Encore le zombie du PIB... J'y avais fait allusion en citant Roger Pielke Jr. (entre autres) et voici que le même publie un post assez amusant :

"Yesterday saw the release of the Social Progress Index, a new metric of national well-being that seeks to use non-economic criteria to produce its rankings. Michael Green, executive director of the Social Progress Imperative, a Washington, DC group which with academics from Harvard and MIT helped to produce the ranking, explained:

It is becoming increasingly apparent – particularly in light of the world’s global economic downturn – that GDP is simply too one-dimensional to provide a complete measure of a nation’s progress. The ‘Arab Spring’ of 2011 and the last decade in Mexico show that robust economic growth does not automatically translate into wellbeing among the population.

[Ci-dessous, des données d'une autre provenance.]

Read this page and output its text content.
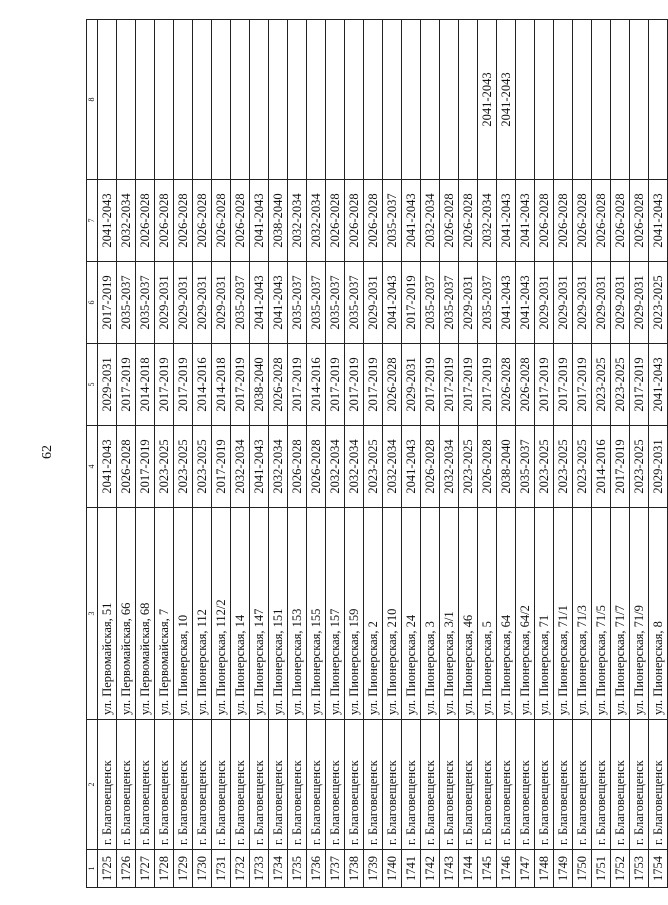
62
1	2	3	4	5	6	7	8
1725	г. Благовещенск	ул. Первомайская, 51	2041-2043	2029-2031	2017-2019	2041-2043	
1726	г. Благовещенск	ул. Первомайская, 66	2026-2028	2017-2019	2035-2037	2032-2034	
1727	г. Благовещенск	ул. Первомайская, 68	2017-2019	2014-2018	2035-2037	2026-2028	
1728	г. Благовещенск	ул. Первомайская, 7	2023-2025	2017-2019	2029-2031	2026-2028	
1729	г. Благовещенск	ул. Пионерская, 10	2023-2025	2017-2019	2029-2031	2026-2028	
1730	г. Благовещенск	ул. Пионерская, 112	2023-2025	2014-2016	2029-2031	2026-2028	
1731	г. Благовещенск	ул. Пионерская, 112/2	2017-2019	2014-2018	2029-2031	2026-2028	
1732	г. Благовещенск	ул. Пионерская, 14	2032-2034	2017-2019	2035-2037	2026-2028	
1733	г. Благовещенск	ул. Пионерская, 147	2041-2043	2038-2040	2041-2043	2041-2043	
1734	г. Благовещенск	ул. Пионерская, 151	2032-2034	2026-2028	2041-2043	2038-2040	
1735	г. Благовещенск	ул. Пионерская, 153	2026-2028	2017-2019	2035-2037	2032-2034	
1736	г. Благовещенск	ул. Пионерская, 155	2026-2028	2014-2016	2035-2037	2032-2034	
1737	г. Благовещенск	ул. Пионерская, 157	2032-2034	2017-2019	2035-2037	2026-2028	
1738	г. Благовещенск	ул. Пионерская, 159	2032-2034	2017-2019	2035-2037	2026-2028	
1739	г. Благовещенск	ул. Пионерская, 2	2023-2025	2017-2019	2029-2031	2026-2028	
1740	г. Благовещенск	ул. Пионерская, 210	2032-2034	2026-2028	2041-2043	2035-2037	
1741	г. Благовещенск	ул. Пионерская, 24	2041-2043	2029-2031	2017-2019	2041-2043	
1742	г. Благовещенск	ул. Пионерская, 3	2026-2028	2017-2019	2035-2037	2032-2034	
1743	г. Благовещенск	ул. Пионерская, 3/1	2032-2034	2017-2019	2035-2037	2026-2028	
1744	г. Благовещенск	ул. Пионерская, 46	2023-2025	2017-2019	2029-2031	2026-2028	
1745	г. Благовещенск	ул. Пионерская, 5	2026-2028	2017-2019	2035-2037	2032-2034	2041-2043
1746	г. Благовещенск	ул. Пионерская, 64	2038-2040	2026-2028	2041-2043	2041-2043	2041-2043
1747	г. Благовещенск	ул. Пионерская, 64/2	2035-2037	2026-2028	2041-2043	2041-2043	
1748	г. Благовещенск	ул. Пионерская, 71	2023-2025	2017-2019	2029-2031	2026-2028	
1749	г. Благовещенск	ул. Пионерская, 71/1	2023-2025	2017-2019	2029-2031	2026-2028	
1750	г. Благовещенск	ул. Пионерская, 71/3	2023-2025	2017-2019	2029-2031	2026-2028	
1751	г. Благовещенск	ул. Пионерская, 71/5	2014-2016	2023-2025	2029-2031	2026-2028	
1752	г. Благовещенск	ул. Пионерская, 71/7	2017-2019	2023-2025	2029-2031	2026-2028	
1753	г. Благовещенск	ул. Пионерская, 71/9	2023-2025	2017-2019	2029-2031	2026-2028	
1754	г. Благовещенск	ул. Пионерская, 8	2029-2031	2041-2043	2023-2025	2041-2043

Countries need a new measure – as a complement to, not a replacement for economic growth – that assesses and quantifies factors that really matter to real people: Do I have enough to eat? Do I have shelter? Can I get an education? Do I have a fair chance to get on in life without facing discrimination? Economic measures, whether it is GDP or income inequality, are mere proxies for wellbeing. We need to measure wellbeing directly.

Efforts to replace GDP as a metric of overall well-being have seen many champions. However, almost all of these efforts have added complexity but little, if any, additional value. So it seems to also be the case with the Social Progress Index.

The graph at the top of this post shows the relationship of the new SPI index with national per capita GDP (2011 PPP $US from The World Bank graphed on log scale). As you can see, there is an exceptionally strong relationship between the two metrics. More than 85% of the variance in the SPI can be explained by per capita GDP, suggesting little practical basis for preferring the SPI to a straightforward metric of wealth as a proxy for well-being.

The lesson? You can try to develop an index of well-being that hides wealth. But it is there nonetheless."

 

Pour résumer :

 

On a trouvé "l'Indice du Progrès social" qui devrait être le complément (sans le remplacer !) du PIB. Malheureusement, quand on compare ce nouvel indice avec l'abominable PIB, on trouve ceci :

 

Pielke 

 

Donc, rien de bien intéressant dans ce nouvel indice...

Comme le dit Roger Pielke Jr. :

La conclusion ? "On peut essayer de touver un indice de bien-être qui ne tienne pas compte de la richesse. Mais cette dernière est toujours là, mal gré qu'on en veuille."